Wirbel um Vienna Contemporary

05. Jul. 2020 in Kunstmarkt, News

Vienna Contemporary in der Marxhalle, Wien 2017

Vienna Contemporary in der Marxhalle, Wien 2017

Das Geschäft mit Kunstmessen schien krisensicher – bis Corona kam. Seither steht das Messekarussell still. Der Ausweg in digitale Verkaufsräume hat sich nicht als optimale Lösung erwiesen, die Verkaufszahlen dort sind mager. Was also tun? Für Dmitry Aksenov, Eigentümer der Wiener Kunstmesse Vienna Contemporary, ist die Antwort klar: Seine Messe  soll Ende September in den Marxhallen stattfinden. Aber wieviel Käufer und Sammler wollen eine Kunstmesse besuchen? 2019 kamen 29.000 Besucher, dieses Jahr wird mit der Hälfte gerechnet – wieviel Umsatz wird unter solchen Bedingungen möglich sein? Und vor allem: Sind die Galerien bereit, das finanzielle Wagnis einzugehen? 290 Euro kostet ein Quadratmeter, bei 50 Quadratmeter Verkaufsfläche sind das 14.500 Euro, plus 1000 Euro Anmeldegebühr und Extrakosten für jeden weiteren Lichtstrahler – wer will oder kann sich das nach dem massiven Geschäftsrückgang der letzten Monate leisten? Laut Johanna Chromik, künstlerische Leiterin der Vienna Contemporary, haben sich schon 40 Galerien – auch aus Osteuropa – angemeldet, darunter 10 für die sehr kostengünstige Zone 1. Die meisten Wiener Galerien dagegen zögern noch.

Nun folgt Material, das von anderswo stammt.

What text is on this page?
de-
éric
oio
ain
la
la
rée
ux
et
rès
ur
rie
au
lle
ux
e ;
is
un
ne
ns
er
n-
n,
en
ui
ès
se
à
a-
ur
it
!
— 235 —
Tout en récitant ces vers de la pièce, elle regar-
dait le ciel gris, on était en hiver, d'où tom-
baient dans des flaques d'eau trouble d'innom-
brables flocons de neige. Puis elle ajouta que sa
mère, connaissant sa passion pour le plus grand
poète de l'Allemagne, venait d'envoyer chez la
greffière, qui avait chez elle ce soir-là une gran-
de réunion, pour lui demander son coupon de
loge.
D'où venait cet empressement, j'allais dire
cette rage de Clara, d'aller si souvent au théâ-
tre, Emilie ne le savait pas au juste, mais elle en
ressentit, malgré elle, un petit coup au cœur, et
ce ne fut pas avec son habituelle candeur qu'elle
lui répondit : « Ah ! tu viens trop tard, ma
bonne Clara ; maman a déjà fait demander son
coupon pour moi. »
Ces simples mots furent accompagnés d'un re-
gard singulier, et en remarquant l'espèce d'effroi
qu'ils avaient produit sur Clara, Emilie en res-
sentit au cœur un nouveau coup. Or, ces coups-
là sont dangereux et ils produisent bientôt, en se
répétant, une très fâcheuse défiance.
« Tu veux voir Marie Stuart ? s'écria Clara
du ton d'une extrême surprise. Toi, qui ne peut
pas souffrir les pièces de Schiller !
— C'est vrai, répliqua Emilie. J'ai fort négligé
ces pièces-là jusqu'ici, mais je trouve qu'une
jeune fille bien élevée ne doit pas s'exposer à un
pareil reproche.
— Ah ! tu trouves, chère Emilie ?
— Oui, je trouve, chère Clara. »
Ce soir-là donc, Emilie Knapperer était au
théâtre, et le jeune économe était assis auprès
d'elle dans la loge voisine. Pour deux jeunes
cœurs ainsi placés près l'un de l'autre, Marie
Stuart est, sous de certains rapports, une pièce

Nein: Sie proben den Aufstand! 22 unterzeichneten einen Appell an die Messe: Sie verlangen eine Kostenreduktion um 50 Prozent. Sie wollen, dass sich Messe und Galerien das Risiko teilen. Darauf aber lässt sich die Vienna Contemporary nicht ein. 35 Prozent Preisnachlass werden angeboten. Zum Ärger der Galerien sogar mit Einschränkung: ohne digitalen Besuchsraum. Oder minus 20 Prozent plus online-Raum. Eine Teilnahme nur im digitalen Raum soll 1000 Euro kosten. Wie der aussieht, können die Galerien allerdings noch nicht sehen – es gibt noch keinerlei konkrete Informationen.

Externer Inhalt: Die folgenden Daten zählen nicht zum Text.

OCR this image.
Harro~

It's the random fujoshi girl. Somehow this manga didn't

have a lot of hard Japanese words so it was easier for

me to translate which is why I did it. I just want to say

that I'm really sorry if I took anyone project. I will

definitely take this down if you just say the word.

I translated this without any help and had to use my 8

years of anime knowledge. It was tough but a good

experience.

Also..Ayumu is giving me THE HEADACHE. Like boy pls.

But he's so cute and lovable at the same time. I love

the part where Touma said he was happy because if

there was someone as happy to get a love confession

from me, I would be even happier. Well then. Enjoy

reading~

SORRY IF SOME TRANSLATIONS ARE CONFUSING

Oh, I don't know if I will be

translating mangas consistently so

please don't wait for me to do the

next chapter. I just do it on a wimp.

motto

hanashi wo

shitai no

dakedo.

Jede Kunstmesse denkt gerade über alternative Verkaufsplattformen nach, manche sind dabei schon sehr weit. Die im November geplante Artissima in Turin richtete von Juni bis Juli für jene Galerien, die 2019 teilnahmen, einen von Kuratoren zusammengestellten, kostenlosen digitalen Raum ein. „Fondamenta“ heißt das Projekt, denn „die Galerien sind das Fundament der Messe“, erklärte Leiterin Ilaria Bonacossa dazu im ZOOM-Gespräch. Sie bot virtuelle Führungen an, die auf großes Interesse stießen. Sie hofft, dass im November die Messe folgen kann: „Die Halle ist groß genug, wir können vier verschiedene Ein- und Ausgänge einrichten.“ Statt über 200 sollen rund 130 Galerien teilnehmen – 120 Anmeldungen gäbe es schon, sagt sie. Zwei Tage sollen für professionelle Besucher reserviert werden, danach werden die Ticket auf höchsten vier Stunden Aufenthalt limitiert und digital für fixe Eintrittszeiten verkauft. Rund 100 Plätze sollen dabei jederzeit für jene Sammler freigehalten werden, die sich zeitlich nicht festlegen wollen.

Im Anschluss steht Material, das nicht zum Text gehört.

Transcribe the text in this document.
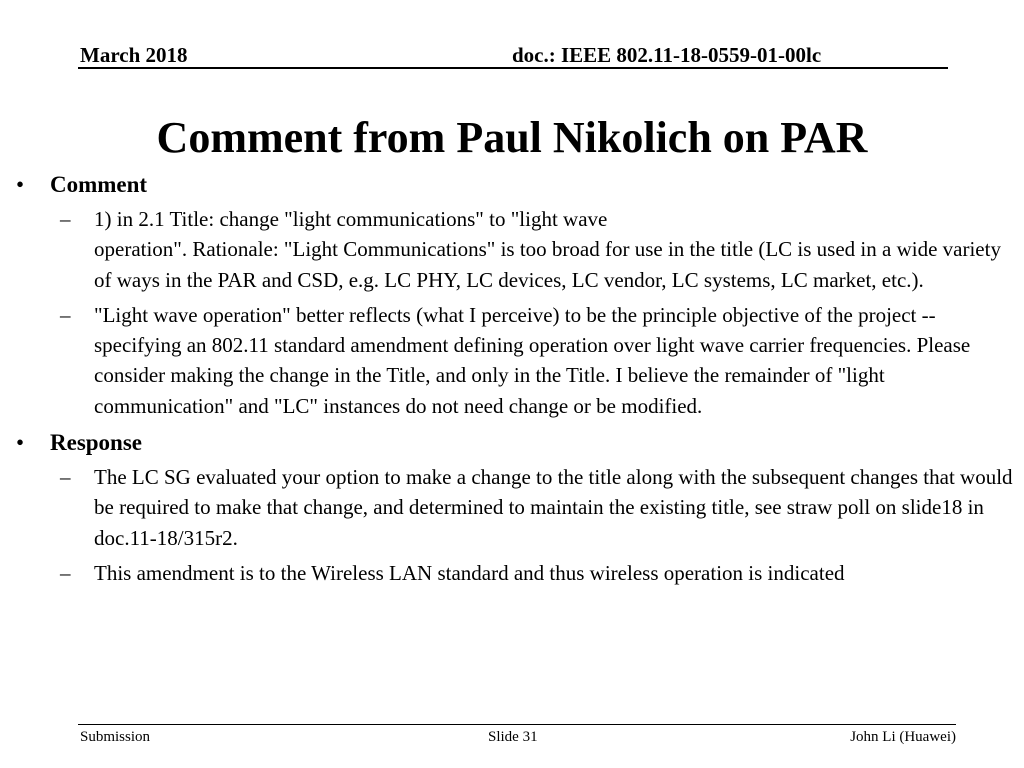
March 2018	doc.: IEEE 802.11-18-0559-01-00lc
Comment from Paul Nikolich on PAR
• Comment
– 1) in 2.1 Title: change "light communications" to "light wave
operation". Rationale: "Light Communications" is too broad for use in the title (LC is used in a wide variety of ways in the PAR and CSD, e.g. LC PHY, LC devices, LC vendor, LC systems, LC market, etc.).
– "Light wave operation" better reflects (what I perceive) to be the principle objective of the project -- specifying an 802.11 standard amendment defining operation over light wave carrier frequencies. Please consider making the change in the Title, and only in the Title. I believe the remainder of "light communication" and "LC" instances do not need change or be modified.
• Response
– The LC SG evaluated your option to make a change to the title along with the subsequent changes that would be required to make that change, and determined to maintain the existing title, see straw poll on slide18 in doc.11-18/315r2.
– This amendment is to the Wireless LAN standard and thus wireless operation is indicated
Submission	Slide 31	John Li (Huawei)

Solche Konzept hat die Vienna Contemporary noch nicht ausgearbeitet. Allerdings sei die Standarchitektur schon angepasst, erklärt Chromik im Telefongespräch: Nur rund 60 Galerien können teilnehmen, die Stände sollen nicht größer als 50 Quadratmeter und auf eine Halle beschränkt sein. Das klingt wie ein Weiter-Wie-Bisher, nur eben geschrumpft. Genau das kritisiert auch Gabriele Senn: Sie vermisst eine Vision in dieser schwierigen Situation. Josephine Wagner vom Raum Mit Licht geht noch einen Schritt weiter: Sie wird nicht teilnehmen, da sie kaum internationales Käuferpublikum erwartet. Christian Meyer von Meyer Kainer erwägt einen Zone 1-Stand: „Nur ein Künstler, nur 25 Quadratmeter – das ist denkbar.“ Martin Janda zögert noch. „Wien braucht eine starke Messe, aber es braucht eine stärkere Zusammenarbeit zwischen Messe und Galerien“, fordert er. Noch ist nichts endgültig entschieden, aber 15 Wiener Galerien überlegen einen kompletten Rückzug. Das wäre das Ende der Vienna Contemporary. Damit steht das Messe-Team vor einer klaren Entscheidung: Finanzielle Einbußen oder Komplettverlust der Messe.